- Born: July 14, 1975 (age 51)
- Occupations: Host, actor
- Years active: 1993–present

= Mati Moralejo =

American actor (born 1975)

Matthew John Moralejo is an American actor and he is best known as a recurring personality on the Nick GAS television network from early to mid 2000s. He is regularly seen in 60 second featurettes highlighting lesser known sports from around the world called Global GAS.

Moralejo was also the host of a short-lived revival of Nickelodeon's Wild and Crazy Kids in 2002. As an actor, he has had guest roles in Dawson's Creek, From the Earth to the Moon and The Mystery Files of Shelby Woo.

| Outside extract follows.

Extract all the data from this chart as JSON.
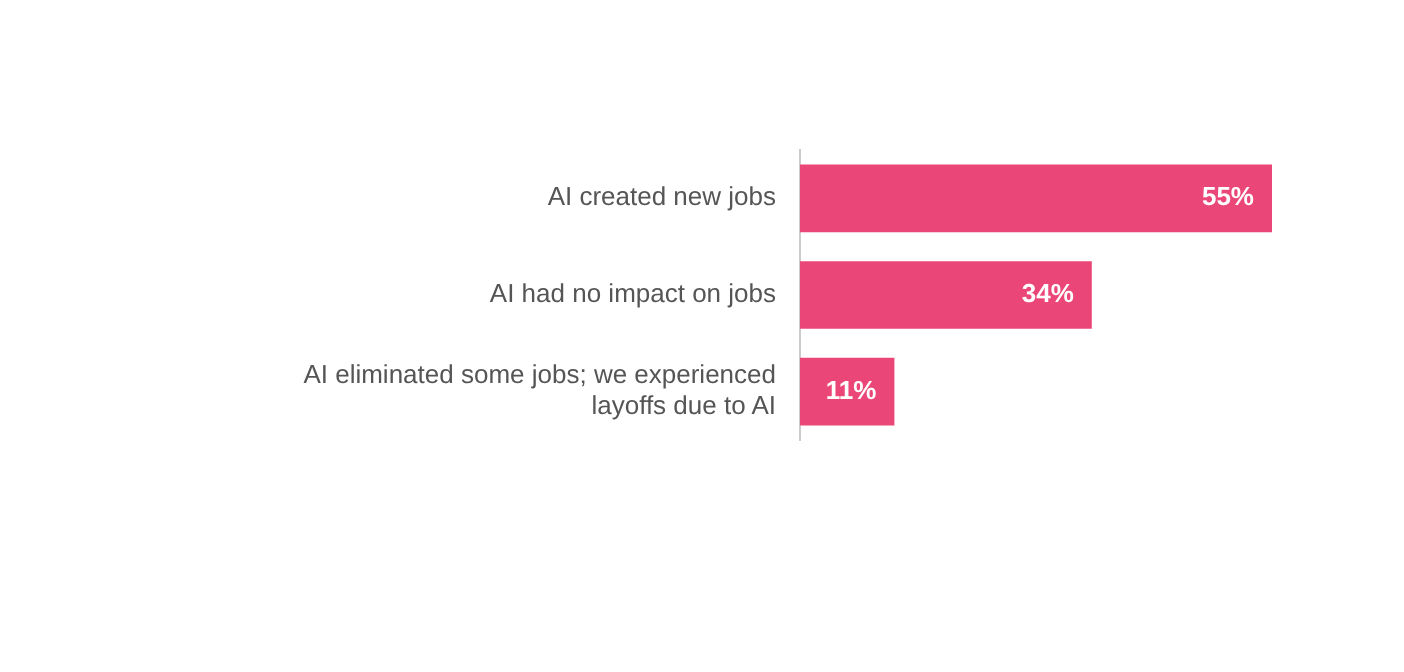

Moralejo grew up in the Town and Country area of Tampa, Florida, and graduated A.P. Leto High School in 1993. He teaches international sports such as shovel racing, hydrospeeding, zorbing, pato, Kendo, reindeer racing, Futvolei, ice mountain climbing, dog sled racing, snow biking, outrigger canoeing, and sand tobogganing.

Alongside Max Rubin, Moralejo co-hosted two seasons of the Ultimate Blackjack Tour on CBS, a blackjack tournament that used the Elimination Blackjack derivative created by poker player and World Series of Poker bracelet winner Russ Hamilton and featured a number of famous poker players and professional gamblers amongst it participants. Anthony Curtis, owner of the Las Vegas Advisor analyzed all televised play and wrote the commentary delivered by Moralejo and Rubin.